Im frühen Schaffen von Bohuslav Martinů, das mit dem Weggang des Komponisten nach Paris im Jahr 1923 endet, überwiegen Lieder mit Klavierbegleitung und kammermusikalische Werke. Unter den insgesamt 135 frühen Kompositionen finden sich auch sinfonische und szenische Werke von nicht geringem Umfang. Die überwiegende Mehrheit von ihnen ist bis heute in keinem Verlag erschienen und existiert nur in Form von Autographen. Gerade diese sinfonischen Werke stellen jedoch einen wichtigen Bestandteil der künstlerischen Entwicklung des Komponisten dar, ohne deren Kenntnis es nur schwer möglich ist, ein vollständiges Bild von seinem Schaffen zu erhalten und nachzuvollziehen, wie er später an sein frühes Werk anknüpfte. Bärenreiter Praha stellt nun das Aufführungsmaterial zweier Kompositionen der frühen Schaffensperiode vor, das Nocturne Nr. 1, H. 91 und die Ballade zu Böcklins Bild „Villa am Meer“, H. 97.

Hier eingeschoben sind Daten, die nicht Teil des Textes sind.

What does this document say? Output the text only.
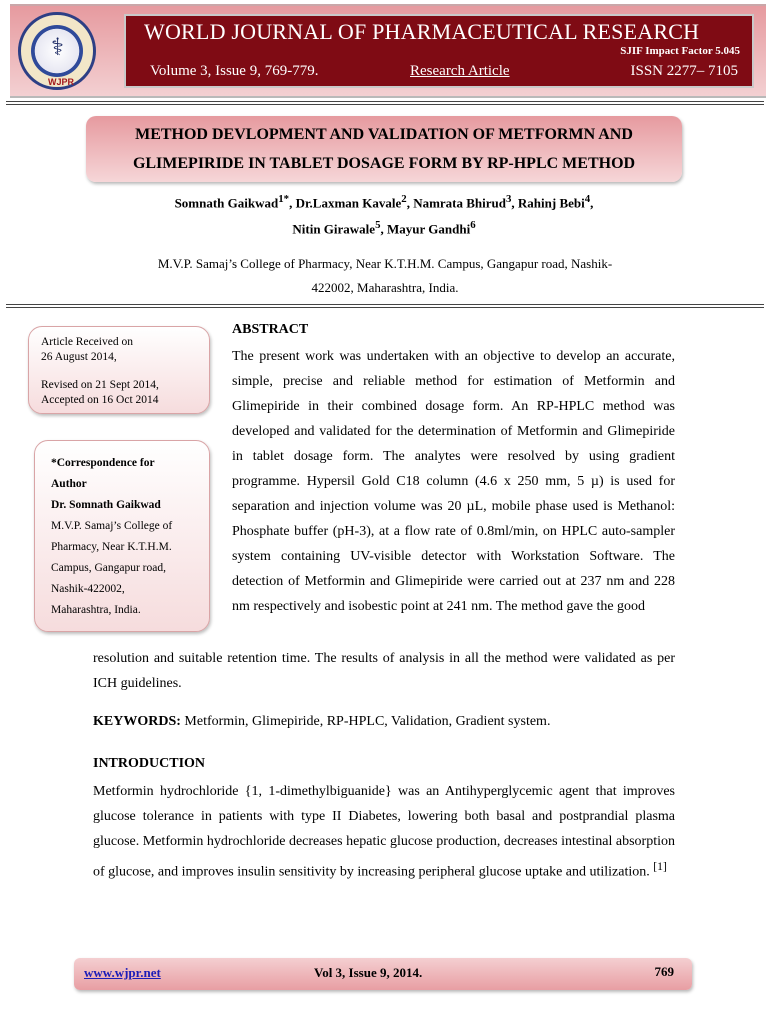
⚕
WJPR
WORLD JOURNAL OF PHARMACEUTICAL RESEARCH
SJIF Impact Factor 5.045
Volume 3, Issue 9, 769-779.	Research Article	ISSN 2277– 7105
METHOD DEVLOPMENT AND VALIDATION OF METFORMN AND
GLIMEPIRIDE IN TABLET DOSAGE FORM BY RP-HPLC METHOD
Somnath Gaikwad$^{1*}$, Dr.Laxman Kavale$^2$, Namrata Bhirud$^3$, Rahinj Bebi$^4$,
Nitin Girawale$^5$, Mayur Gandhi$^6$
M.V.P. Samaj’s College of Pharmacy, Near K.T.H.M. Campus, Gangapur road, Nashik-
422002, Maharashtra, India.
Article Received on
26 August 2014,
Revised on 21 Sept 2014,
Accepted on 16 Oct 2014
*Correspondence for
Author
Dr. Somnath Gaikwad
M.V.P. Samaj’s College of
Pharmacy, Near K.T.H.M.
Campus, Gangapur road,
Nashik-422002,
Maharashtra, India.
ABSTRACT
The present work was undertaken with an objective to develop an accurate, simple, precise and reliable method for estimation of Metformin and Glimepiride in their combined dosage form. An RP-HPLC method was developed and validated for the determination of Metformin and Glimepiride in tablet dosage form. The analytes were resolved by using gradient programme. Hypersil Gold C18 column (4.6 x 250 mm, 5 µ) is used for separation and injection volume was 20 µL, mobile phase used is Methanol: Phosphate buffer (pH-3), at a flow rate of 0.8ml/min, on HPLC auto-sampler system containing UV-visible detector with Workstation Software. The detection of Metformin and Glimepiride were carried out at 237 nm and 228 nm respectively and isobestic point at 241 nm. The method gave the good
resolution and suitable retention time. The results of analysis in all the method were validated as per ICH guidelines.
KEYWORDS: Metformin, Glimepiride, RP-HPLC, Validation, Gradient system.
INTRODUCTION
Metformin hydrochloride {1, 1-dimethylbiguanide} was an Antihyperglycemic agent that improves glucose tolerance in patients with type II Diabetes, lowering both basal and postprandial plasma glucose. Metformin hydrochloride decreases hepatic glucose production, decreases intestinal absorption of glucose, and improves insulin sensitivity by increasing peripheral glucose uptake and utilization. [1]
www.wjpr.net	Vol 3, Issue 9, 2014.	769
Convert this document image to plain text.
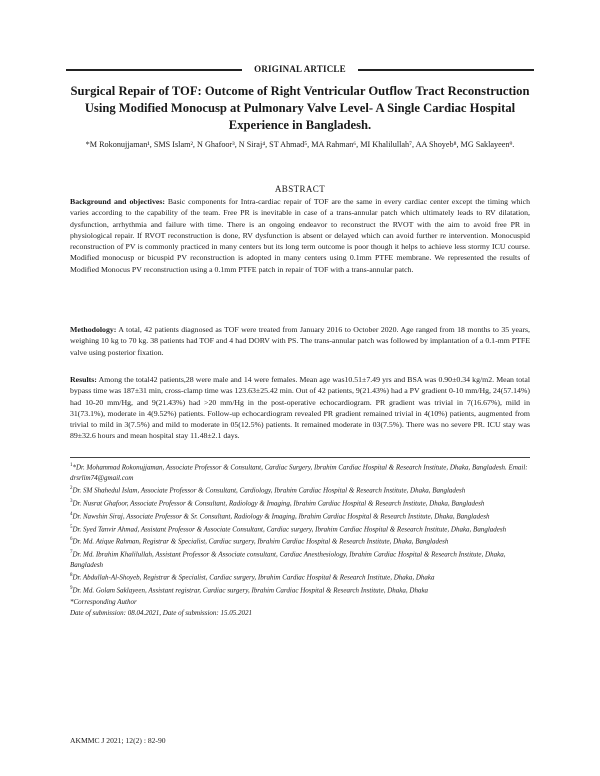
ORIGINAL ARTICLE
Surgical Repair of TOF: Outcome of Right Ventricular Outflow Tract Reconstruction Using Modified Monocusp at Pulmonary Valve Level- A Single Cardiac Hospital Experience in Bangladesh.
*M Rokonujjaman¹, SMS Islam², N Ghafoor³, N Siraj⁴, ST Ahmad⁵, MA Rahman⁶, MI Khalilullah⁷, AA Shoyeb⁸, MG Saklayeen⁹.
ABSTRACT

Background and objectives: Basic components for Intra-cardiac repair of TOF are the same in every cardiac center except the timing which varies according to the capability of the team. Free PR is inevitable in case of a trans-annular patch which ultimately leads to RV dilatation, dysfunction, arrhythmia and failure with time. There is an ongoing endeavor to reconstruct the RVOT with the aim to avoid free PR in physiological repair. If RVOT reconstruction is done, RV dysfunction is absent or delayed which can avoid further re intervention. Monocuspid reconstruction of PV is commonly practiced in many centers but its long term outcome is poor though it helps to achieve less stormy ICU course. Modified monocusp or bicuspid PV reconstruction is adopted in many centers using 0.1mm PTFE membrane. We represented the results of Modified Monocus PV reconstruction using a 0.1mm PTFE patch in repair of TOF with a trans-annular patch.

Methodology: A total, 42 patients diagnosed as TOF were treated from January 2016 to October 2020. Age ranged from 18 months to 35 years, weighing 10 kg to 70 kg. 38 patients had TOF and 4 had DORV with PS. The trans-annular patch was followed by implantation of a 0.1-mm PTFE valve using posterior fixation.

Results: Among the total42 patients,28 were male and 14 were females. Mean age was10.51±7.49 yrs and BSA was 0.90±0.34 kg/m2. Mean total bypass time was 187±31 min, cross-clamp time was 123.63±25.42 min. Out of 42 patients, 9(21.43%) had a PV gradient 0-10 mm/Hg, 24(57.14%) had 10-20 mm/Hg, and 9(21.43%) had >20 mm/Hg in the post-operative echocardiogram. PR gradient was trivial in 7(16.67%), mild in 31(73.1%), moderate in 4(9.52%) patients. Follow-up echocardiogram revealed PR gradient remained trivial in 4(10%) patients, augmented from trivial to mild in 3(7.5%) and mild to moderate in 05(12.5%) patients. It remained moderate in 03(7.5%). There was no severe PR. ICU stay was 89±32.6 hours and mean hospital stay 11.48±2.1 days.

$^1$*Dr. Mohammad Rokonujjaman, Associate Professor & Consultant, Cardiac Surgery, Ibrahim Cardiac Hospital & Research Institute, Dhaka, Bangladesh. Email: drsrlim74@gmail.com
$^2$Dr. SM Shahedul Islam, Associate Professor & Consultant, Cardiology, Ibrahim Cardiac Hospital & Research Institute, Dhaka, Bangladesh
$^3$Dr. Nusrat Ghafoor, Associate Professor & Consultant, Radiology & Imaging, Ibrahim Cardiac Hospital & Research Institute, Dhaka, Bangladesh
$^4$Dr. Nawshin Siraj, Associate Professor & Sr. Consultant, Radiology & Imaging, Ibrahim Cardiac Hospital & Research Institute, Dhaka, Bangladesh
$^5$Dr. Syed Tanvir Ahmad, Assistant Professor & Associate Consultant, Cardiac surgery, Ibrahim Cardiac Hospital & Research Institute, Dhaka, Bangladesh
$^6$Dr. Md. Atique Rahman, Registrar & Specialist, Cardiac surgery, Ibrahim Cardiac Hospital & Research Institute, Dhaka, Bangladesh
$^7$Dr. Md. Ibrahim Khalilullah, Assistant Professor & Associate consultant, Cardiac Anesthesiology, Ibrahim Cardiac Hospital & Research Institute, Dhaka, Bangladesh
$^8$Dr. Abdullah-Al-Shoyeb, Registrar & Specialist, Cardiac surgery, Ibrahim Cardiac Hospital & Research Institute, Dhaka, Dhaka
$^9$Dr. Md. Golam Saklayeen, Assistant registrar, Cardiac surgery, Ibrahim Cardiac Hospital & Research Institute, Dhaka, Dhaka
*Corresponding Author
Date of submission: 08.04.2021, Date of submission: 15.05.2021
AKMMC J 2021; 12(2) : 82-90
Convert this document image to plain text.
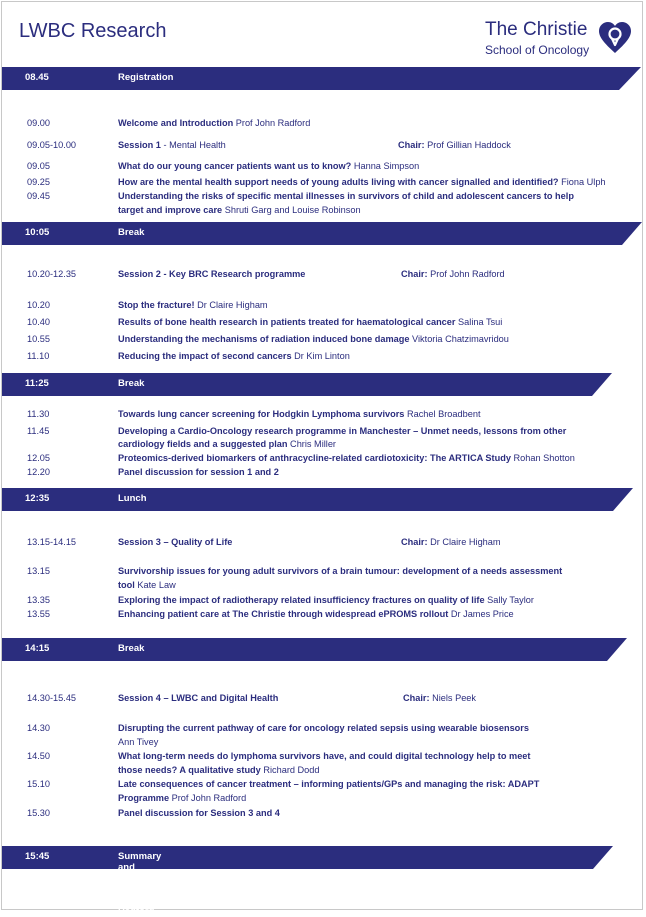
LWBC Research	The Christie
School of Oncology
08.45	Registration
09.00	Welcome and Introduction Prof John Radford
09.05-10.00	Session 1 - Mental Health	Chair: Prof Gillian Haddock
09.05	What do our young cancer patients want us to know? Hanna Simpson
09.25	How are the mental health support needs of young adults living with cancer signalled and identified? Fiona Ulph
09.45	Understanding the risks of specific mental illnesses in survivors of child and adolescent cancers to help
target and improve care Shruti Garg and Louise Robinson
10:05	Break
10.20-12.35	Session 2 - Key BRC Research programme	Chair: Prof John Radford
10.20	Stop the fracture! Dr Claire Higham
10.40	Results of bone health research in patients treated for haematological cancer Salina Tsui
10.55	Understanding the mechanisms of radiation induced bone damage Viktoria Chatzimavridou
11.10	Reducing the impact of second cancers Dr Kim Linton
11:25	Break
11.30	Towards lung cancer screening for Hodgkin Lymphoma survivors Rachel Broadbent
11.45	Developing a Cardio-Oncology research programme in Manchester – Unmet needs, lessons from other
cardiology fields and a suggested plan Chris Miller
12.05	Proteomics-derived biomarkers of anthracycline-related cardiotoxicity: The ARTICA Study Rohan Shotton
12.20	Panel discussion for session 1 and 2
12:35	Lunch
13.15-14.15	Session 3 – Quality of Life	Chair: Dr Claire Higham
13.15	Survivorship issues for young adult survivors of a brain tumour: development of a needs assessment
tool Kate Law
13.35	Exploring the impact of radiotherapy related insufficiency fractures on quality of life Sally Taylor
13.55	Enhancing patient care at The Christie through widespread ePROMS rollout Dr James Price
14:15	Break
14.30-15.45	Session 4 – LWBC and Digital Health	Chair: Niels Peek
14.30	Disrupting the current pathway of care for oncology related sepsis using wearable biosensors
Ann Tivey
14.50	What long-term needs do lymphoma survivors have, and could digital technology help to meet
those needs? A qualitative study Richard Dodd
15.10	Late consequences of cancer treatment – informing patients/GPs and managing the risk: ADAPT
Programme Prof John Radford
15.30	Panel discussion for Session 3 and 4
15:45	Summary and Close Prof John Radford
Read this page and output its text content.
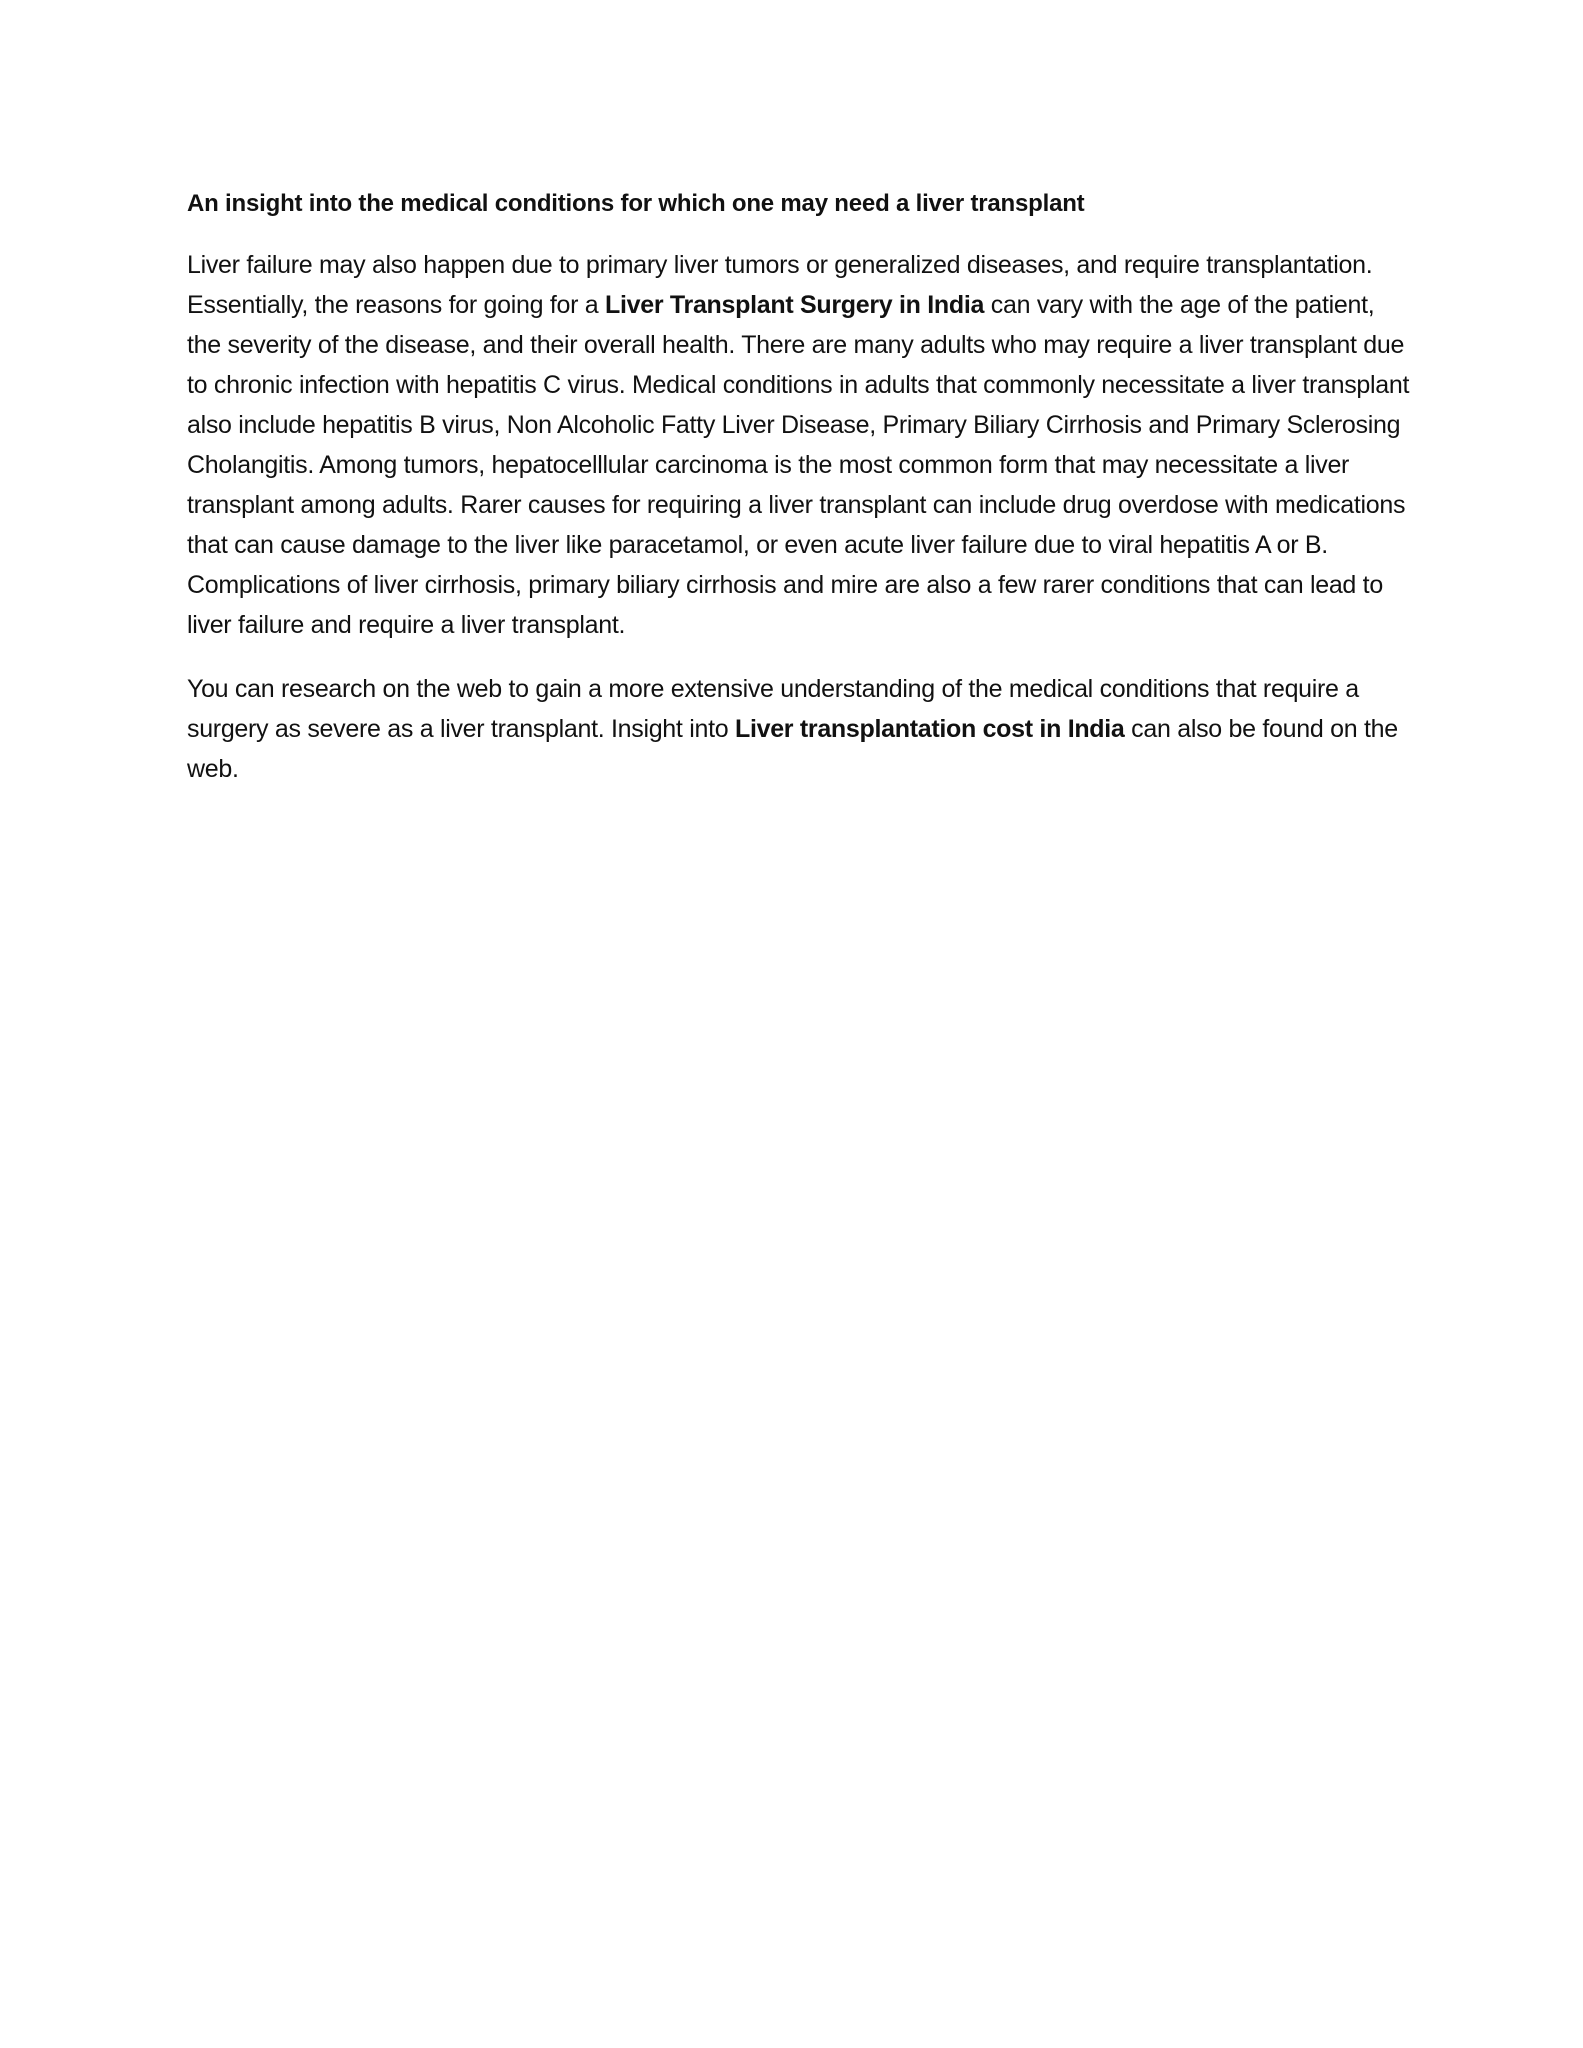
An insight into the medical conditions for which one may need a liver transplant

Liver failure may also happen due to primary liver tumors or generalized diseases, and require transplantation. Essentially, the reasons for going for a Liver Transplant Surgery in India can vary with the age of the patient, the severity of the disease, and their overall health. There are many adults who may require a liver transplant due to chronic infection with hepatitis C virus. Medical conditions in adults that commonly necessitate a liver transplant also include hepatitis B virus, Non Alcoholic Fatty Liver Disease, Primary Biliary Cirrhosis and Primary Sclerosing Cholangitis. Among tumors, hepatocelllular carcinoma is the most common form that may necessitate a liver transplant among adults. Rarer causes for requiring a liver transplant can include drug overdose with medications that can cause damage to the liver like paracetamol, or even acute liver failure due to viral hepatitis A or B. Complications of liver cirrhosis, primary biliary cirrhosis and mire are also a few rarer conditions that can lead to liver failure and require a liver transplant.

You can research on the web to gain a more extensive understanding of the medical conditions that require a surgery as severe as a liver transplant. Insight into Liver transplantation cost in India can also be found on the web.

Die Umstände der Entstehung beider Werke sind nicht bekannt. Martinůs Korrespondenz lässt vermuten, dass sie in den Jahren 1914/15 in Polička entstanden, wo er während des Ersten Weltkriegs Geigenunterricht gab und Stücke schrieb, die häufig von außermusikalischen Anlässen beispielsweise aus der Literatur oder der Malerei angeregt wurden. So auch die Ballade zu Böcklins Bild „Villa am Meer“.
Eine Aufführung der Orchesterstücke war im Hinblick auf das Alter und die unbedeutende gesellschaftliche Stellung des Komponisten unwahrscheinlich, was auch aus einem Blick auf die Partitur ersichtlich wird. Martinů schrieb die Stücke schnell und offensichtlich, ohne sie zu überarbeiten, das Notenbild ist verdächtig sauber, ohne Korrekturen. Anschließend hatte er offenbar kein Interesse mehr an ihrer Veröffentlichung, denn in sein späteres Werkverzeichnis nahm er keines der Orchesterwerke aus der Zeit vor 1918 auf.
Die Partituren lassen das angestrengte Bemühen eines Autodidakten um die Erreichung festgesetzter Ziele erkennen. Dabei finden sich Uneindeutigkeiten und problematische Stellen. Die häufigsten Probleme, die bei der Edition auftraten, waren leere Takte, die Längen der Noten, Tonhöhen bei transponierenden Instrumenten oder im Bratschenschlüssel, eine zu große Zahl an Noten in den Systemen der Blasinstrumente, Tremoli, Bindebögen und weitere Unstimmigkeiten, die aus heutiger Sicht keine eindeutige Auslegung ermöglichen. Angesichts der Existenz von nur einer Quelle zu jedem Werk galt es an Stellen, die unvollständig oder fehlerhaft geblieben sind, Lösungen vorzuschlagen, die den damaligen Stil und die Absicht des Komponisten so gut wie möglich berücksichtigen.
In Bezug auf die stilistische Einordnung der Werke ist zu fragen, welche kompositorischen Vorbilder Martinů hatte. Von dem, was das Prager Umfeld in den Jahren 1905–1918 bot, gefiel ihm die Musik Claude Debussys am besten, obwohl sie im Repertoire nicht so stark vertreten war wie Bedřich Smetana oder die deutsche Musik (Mahler, Bruckner, Strauss usw.). Beeinflusst wurde er jedoch offensichtlich von beiden Welten. Die den frühen Kompositionen gemeinsamen Merkmale – ein langsameres Tempo, ein freier Aufbau des Werkes, durch harmonische Wendungen unterteilt, eine ständig sich entwickelnde Melodie, die nicht den Charakter geschlossener Themen hat – zeigen, dass sich im äußeren formalen Aufbau, aber auch in der inneren Anordnung der harmonischen und melodischen Bestandteile eine Konfrontation der spätromantischen und der impressionistischen Musik anbahnt.
Das Nocturne und die Ballade ermöglichen ein neues Verständnis der Zusammenhänge mit dem späteren Schaffen Bohuslav Martinůs, und sie bieten eine sehr interessante Abwechslung im heutigen Konzertbetrieb.